The most notable observation Peters presents in Proposition 93 is the following:

“A main leading feature in this effort to make out of the Church the predicted Kingdom of the Messiah, is found in applying to the present, things relating to the Church which are spoken of as prospectively (the present used as the future, Prop. 65, Obs. 9), as e.g. Heb. 12:22-23. Promises are given which can only, as we shall hereafter show, be realized by the Church as a completed body. This principle must not be overlooked, as e.g. the marriage of the Church, which (1) one party confines to the Church now on earth as married to Jesus; (2) another asserts is done as every believer enters the third heaven, so that recently a prominent theologian delivered a funeral discourse in which he made a distinguished minister, deceased, sitting down and already enjoying the marriage supper, etc.; (3) while still another declares the same to be still future as the Scriptures and the early Church locate it, viz.: to occur only at the Second Advent. It will be satisfactorily seen, as we proceed, that many promises, that are only to be realized in the future Kingdom, are seized and appropriated to the Church; and this is not only done by the Popes quoting and applying it to themselves, as earthly Heads of the Church, Millennial predictions, but by Protestants in their laudation of Churches. This is done not only from motives of self-interest and ambition, but with a sincere desire to indicate the honor, stability, and perpetuity of Christ’s Kingdom. Well may the former be attributed to some of the representatives of the Papacy who even appropriated descriptions applicable to Jesus unto themselves, while the latter is seen in the well-intentioned denomination of the Church by the phrase “the City of God”, given by Augustine, followed by the multitude, and recently re-introduced by Mansel, Abbey, and others. It is notorious that the names Israel, Judah, and Jerusalem are regarded by a host of writers as synonymous with the Church, without any regard to the connection of the prophecy that the same Israel, Judah and Jerusalem acted and overthrown for its sinfulness, is to be restored to favor, and is thus meant. The curses pronounced, are all carefully heaped upon them severally and shown in their case to be sadly realized, while the blessings promised to the identically same nation and city are taken from them and carefully bestowed upon the Gentile churches. Is this honest to the Record?”
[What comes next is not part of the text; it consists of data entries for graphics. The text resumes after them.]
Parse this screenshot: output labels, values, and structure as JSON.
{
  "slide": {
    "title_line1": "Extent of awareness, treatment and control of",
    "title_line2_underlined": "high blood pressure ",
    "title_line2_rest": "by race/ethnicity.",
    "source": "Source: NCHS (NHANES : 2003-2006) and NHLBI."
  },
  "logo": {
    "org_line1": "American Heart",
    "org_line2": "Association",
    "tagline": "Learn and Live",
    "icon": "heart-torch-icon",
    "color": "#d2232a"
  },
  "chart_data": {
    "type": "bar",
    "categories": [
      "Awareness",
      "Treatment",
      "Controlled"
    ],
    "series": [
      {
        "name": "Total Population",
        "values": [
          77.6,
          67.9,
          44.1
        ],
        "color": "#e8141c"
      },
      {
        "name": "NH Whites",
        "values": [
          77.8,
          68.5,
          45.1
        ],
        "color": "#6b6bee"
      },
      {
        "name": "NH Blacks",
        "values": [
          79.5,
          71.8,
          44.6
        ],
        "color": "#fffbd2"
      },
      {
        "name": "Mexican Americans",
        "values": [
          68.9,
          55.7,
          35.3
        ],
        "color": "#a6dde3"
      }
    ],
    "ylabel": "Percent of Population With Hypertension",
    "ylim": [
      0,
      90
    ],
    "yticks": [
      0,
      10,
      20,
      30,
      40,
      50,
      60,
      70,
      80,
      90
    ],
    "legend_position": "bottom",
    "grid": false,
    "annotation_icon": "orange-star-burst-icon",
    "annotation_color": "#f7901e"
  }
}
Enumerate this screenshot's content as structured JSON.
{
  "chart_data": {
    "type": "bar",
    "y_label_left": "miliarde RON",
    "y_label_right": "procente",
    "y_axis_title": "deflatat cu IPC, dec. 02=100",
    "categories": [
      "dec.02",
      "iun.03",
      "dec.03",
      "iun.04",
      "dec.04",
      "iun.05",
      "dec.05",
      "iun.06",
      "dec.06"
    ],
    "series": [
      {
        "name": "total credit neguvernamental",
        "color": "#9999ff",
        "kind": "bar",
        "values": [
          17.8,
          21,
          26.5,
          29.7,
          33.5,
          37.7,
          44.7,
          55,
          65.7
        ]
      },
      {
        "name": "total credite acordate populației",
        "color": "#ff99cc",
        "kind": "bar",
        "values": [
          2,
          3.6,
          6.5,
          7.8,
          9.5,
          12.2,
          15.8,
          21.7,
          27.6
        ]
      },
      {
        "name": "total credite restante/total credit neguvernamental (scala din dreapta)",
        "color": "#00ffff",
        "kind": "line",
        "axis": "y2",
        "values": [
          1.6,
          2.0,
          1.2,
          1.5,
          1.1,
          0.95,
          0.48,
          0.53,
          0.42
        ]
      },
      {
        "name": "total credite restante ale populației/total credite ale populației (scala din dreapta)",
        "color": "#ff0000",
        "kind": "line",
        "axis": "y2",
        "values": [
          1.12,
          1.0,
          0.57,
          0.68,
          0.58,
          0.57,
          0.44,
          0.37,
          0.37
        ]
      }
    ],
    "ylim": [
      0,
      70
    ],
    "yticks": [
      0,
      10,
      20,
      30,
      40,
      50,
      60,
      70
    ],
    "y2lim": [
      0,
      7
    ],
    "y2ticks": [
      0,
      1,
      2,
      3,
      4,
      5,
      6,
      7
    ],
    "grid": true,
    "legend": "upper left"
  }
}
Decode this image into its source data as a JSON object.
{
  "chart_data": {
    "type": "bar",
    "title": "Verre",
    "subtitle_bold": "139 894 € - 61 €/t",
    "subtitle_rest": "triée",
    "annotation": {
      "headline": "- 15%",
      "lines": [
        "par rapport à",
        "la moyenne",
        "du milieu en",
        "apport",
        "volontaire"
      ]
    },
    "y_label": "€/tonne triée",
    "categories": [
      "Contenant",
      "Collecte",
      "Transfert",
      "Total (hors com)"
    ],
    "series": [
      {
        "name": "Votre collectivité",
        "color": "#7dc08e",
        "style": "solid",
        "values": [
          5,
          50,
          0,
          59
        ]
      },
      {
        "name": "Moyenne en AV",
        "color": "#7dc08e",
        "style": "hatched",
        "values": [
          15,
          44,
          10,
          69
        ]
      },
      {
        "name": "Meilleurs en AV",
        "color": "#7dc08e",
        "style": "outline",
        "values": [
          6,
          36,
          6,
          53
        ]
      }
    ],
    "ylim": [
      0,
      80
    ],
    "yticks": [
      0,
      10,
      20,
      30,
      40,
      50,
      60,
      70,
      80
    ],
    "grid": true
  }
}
This is a power packed and important observation. I will respond to Peters’ concluding question with a resounding no it is not honest to the Record the approach taken by many on this subject. Peters aptly notes an important reality, namely that while the ekklesia is indeed the bride with the Messiah being the bridegroom, there is a marriage process that must take place. This marriage process is known as betrothal. The people of God are currently in the first phase of this process where the Father (God), has selected a bride (corporate consisting of individuals both from the OT and NT eras) for His Son. When the Father says it is time, the Son will come for the bride and will establish His Kingdom. Thus, we see not only from God’s covenants but also from the marriage process we are in as the bride the reality that it is not until the future Kingdom that the bride gets to reside with the bridegroom. This has huge impacts on a number of theological issues such as eschatology, ecclesiology, etc. We are presently God’s people (the ekklesia) who are looking forward to the establishment of the Kingdom ruled by the Messiah on earth.